Jason Sugarman KC

Jason Sugarman QC successfully leads defence team in case on behalf of Managing Director of major multi-national pharmaceutical company against the Information Commissioners Office (“ICO”).

Jason Sugarman QC leading Stephen Ferguson of 2 Bedford Row instructed by Gary Bloxsome, Co-Head of Dispute Resolution and Jennifer Richardson  of Blackfords LLP were instructed to act for the former Managing Director of one of the largest pharmaceutical companies in the world. The case was originally listed at Warwick Crown Court for two months but the prosecution offered no evidence on the second day of the trial.

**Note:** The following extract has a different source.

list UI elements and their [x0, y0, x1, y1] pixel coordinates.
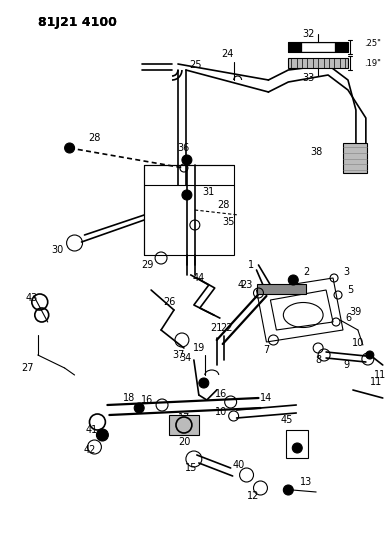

The case concerned an historic lifestyle report commissioned into an employee over 10 years ago. The report by an independent private investigator was alleged to have breached s. 55 of the Data Protection Act 1998. Jason Sugarman QC and his team with the assistance of an expert witness Rod Stone OBE managed to re-construct, from previously created civil litigation documentation, a report  that showed that  multi-million pound frauds were being committed  against the company involving off shore companies in Panama and bank accounts in Switzerland and Dubai at the same time that the life style report was commissioned .Thus providing a statutory defence to our client that the obtaining of the data was necessary for the detection or prevention of crime. Despite this overwhelming evidence presented to the ICO they still  pressed ahead with the case.

There was disagreement between the prosecution and the defence as to the true construction of section 55 (a) and (d) in the Act: namely, whether the obtaining of said data was necessary for the detection or prevention of crime, or in the public interest. The defence teams (the company and individual) mounted a legal argument that the construction of a statutory ‘defence’ in section 55 of the Act must be an objective, not subjective, test, with retrospective knowledge being allowed.

The judge held that the test was indeed objective.

The Judges finding in favour of the defence submissions led to the ICO offering no evidence on the second day of trial.

Further exceptionally other defendants in the case who had been advised to plead guilty by their own defence  teams were to be contacted by the ICO to change their Guilty pleas back to Not Guilty pleas whereupon no evidence would be offered against those defendants.